La vicepresidenta segunda y consejera de Memoria y Convivencia, Acción Exterior y Euskera del Gobierno foral, Ana Ollo, ensalzó ayer a Navarra como una región referente a nivel internacional en la lucha por la igualdad y en la denuncia de la violencia machista, en un encuentro celebrado en la sala Zentral que reunió a responsables de la UE en la materia.

Este acto tuvo lugar en la semana en la que Navarra acoge la denominada Reunión informal ministerial de Igualdad, que se celebrará mañana, dentro del programa de eventos internacionales que están teniendo lugar bajo la presidencia española de la Unión Europea.
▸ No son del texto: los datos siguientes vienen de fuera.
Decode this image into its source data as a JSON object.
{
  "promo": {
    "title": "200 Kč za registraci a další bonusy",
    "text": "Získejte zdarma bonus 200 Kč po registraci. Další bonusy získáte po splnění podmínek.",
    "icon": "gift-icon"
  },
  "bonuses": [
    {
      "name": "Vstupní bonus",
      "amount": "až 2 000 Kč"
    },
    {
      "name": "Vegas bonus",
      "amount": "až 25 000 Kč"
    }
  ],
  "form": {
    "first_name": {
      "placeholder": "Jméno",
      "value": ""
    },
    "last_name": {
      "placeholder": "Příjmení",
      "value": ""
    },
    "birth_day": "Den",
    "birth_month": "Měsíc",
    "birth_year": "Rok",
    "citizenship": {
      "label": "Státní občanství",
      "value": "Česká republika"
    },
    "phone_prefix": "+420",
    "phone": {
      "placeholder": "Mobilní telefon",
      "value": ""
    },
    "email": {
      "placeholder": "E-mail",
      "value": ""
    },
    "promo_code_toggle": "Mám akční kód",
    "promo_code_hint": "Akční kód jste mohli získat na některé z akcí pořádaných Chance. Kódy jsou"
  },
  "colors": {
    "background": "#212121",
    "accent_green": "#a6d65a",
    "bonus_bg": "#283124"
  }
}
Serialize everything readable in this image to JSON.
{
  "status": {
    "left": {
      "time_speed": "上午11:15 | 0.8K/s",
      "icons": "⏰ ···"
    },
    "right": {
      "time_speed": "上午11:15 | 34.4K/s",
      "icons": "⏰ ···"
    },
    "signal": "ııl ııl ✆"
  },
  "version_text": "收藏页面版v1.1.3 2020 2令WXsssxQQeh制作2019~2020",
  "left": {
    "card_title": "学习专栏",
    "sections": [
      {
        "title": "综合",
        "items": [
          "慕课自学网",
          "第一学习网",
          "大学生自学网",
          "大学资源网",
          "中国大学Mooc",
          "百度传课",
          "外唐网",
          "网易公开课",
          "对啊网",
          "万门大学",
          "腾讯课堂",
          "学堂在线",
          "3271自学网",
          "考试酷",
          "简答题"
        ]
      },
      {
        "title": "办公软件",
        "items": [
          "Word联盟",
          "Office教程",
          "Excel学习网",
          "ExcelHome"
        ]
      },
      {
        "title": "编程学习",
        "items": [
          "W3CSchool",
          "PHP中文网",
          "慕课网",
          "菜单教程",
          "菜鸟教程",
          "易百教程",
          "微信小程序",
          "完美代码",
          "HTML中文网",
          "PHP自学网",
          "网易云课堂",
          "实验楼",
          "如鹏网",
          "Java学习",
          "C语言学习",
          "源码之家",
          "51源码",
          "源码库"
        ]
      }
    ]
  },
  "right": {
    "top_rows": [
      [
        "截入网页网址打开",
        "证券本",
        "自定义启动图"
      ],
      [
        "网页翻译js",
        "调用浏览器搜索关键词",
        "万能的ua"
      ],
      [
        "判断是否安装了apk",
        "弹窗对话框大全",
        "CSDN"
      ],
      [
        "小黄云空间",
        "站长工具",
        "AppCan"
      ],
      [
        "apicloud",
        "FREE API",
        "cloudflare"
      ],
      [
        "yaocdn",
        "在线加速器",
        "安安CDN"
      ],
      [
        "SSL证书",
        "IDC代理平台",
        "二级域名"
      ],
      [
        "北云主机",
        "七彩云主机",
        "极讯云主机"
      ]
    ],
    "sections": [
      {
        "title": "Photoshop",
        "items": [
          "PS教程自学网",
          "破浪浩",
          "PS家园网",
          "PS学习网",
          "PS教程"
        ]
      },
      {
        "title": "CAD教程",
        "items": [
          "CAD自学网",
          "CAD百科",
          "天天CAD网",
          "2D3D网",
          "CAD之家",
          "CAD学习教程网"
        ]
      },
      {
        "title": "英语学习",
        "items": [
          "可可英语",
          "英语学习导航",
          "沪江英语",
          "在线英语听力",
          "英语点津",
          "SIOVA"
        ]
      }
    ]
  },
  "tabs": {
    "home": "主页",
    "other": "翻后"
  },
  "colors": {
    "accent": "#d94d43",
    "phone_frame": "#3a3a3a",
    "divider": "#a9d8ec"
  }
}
En él, la vicepresidenta Ollo puso en valor las políticas en materia de igualdad que se han llevado a cabo en Navarra, especialmente en un momento en el que “estamos asistiendo, atónitas y preocupadas, a cómo Gobiernos de la derecha niegan la violencia machista o suprimen estructuras que han trabajado por el avance de los derechos de la mujer y en pos de la igualdad de género”.

Techo de cristal en las empresas

Tras su discurso, se celebró una mesa redonda bajo el título La UE y la igualdad de género, en la que participaron Patricia Abad, directora del Instituto Navarro de Igualdad; Adrián Lasa, oficial de Comunicación e Información de la Representación de la Comisión Europea en España; Teresa Nevado, secretaria general del lobby Europeo de Mujeres en España; y Eva María Infante, portavoz de la asociación europeísta Equipo Europa Navarra. Esta última sostuvo en su intervención que la igualdad entre hombres y mujeres es un criterio presente en las instituciones europeas, que tienen un sistema “bastante paritario”, pero no tanto en las empresas, en las que las mujeres todavía tienen muchas dificultades para acceder a puestos directivos.

Infante insistió en que esta desigualdad se da, asimismo, “en el campo de la investigación”, ya que muchos centros carecen de planes de corresponsabilidad y esto “dificulta que las mujeres puedan acceder a puestos más altos, porque en ocasiones tienen que poner en pausa su carrera laboral”. “El problema está más bien en algunos aspectos de la carrera investigadora en la empresa privada, no tanto en las instituciones públicas” europeas, señaló.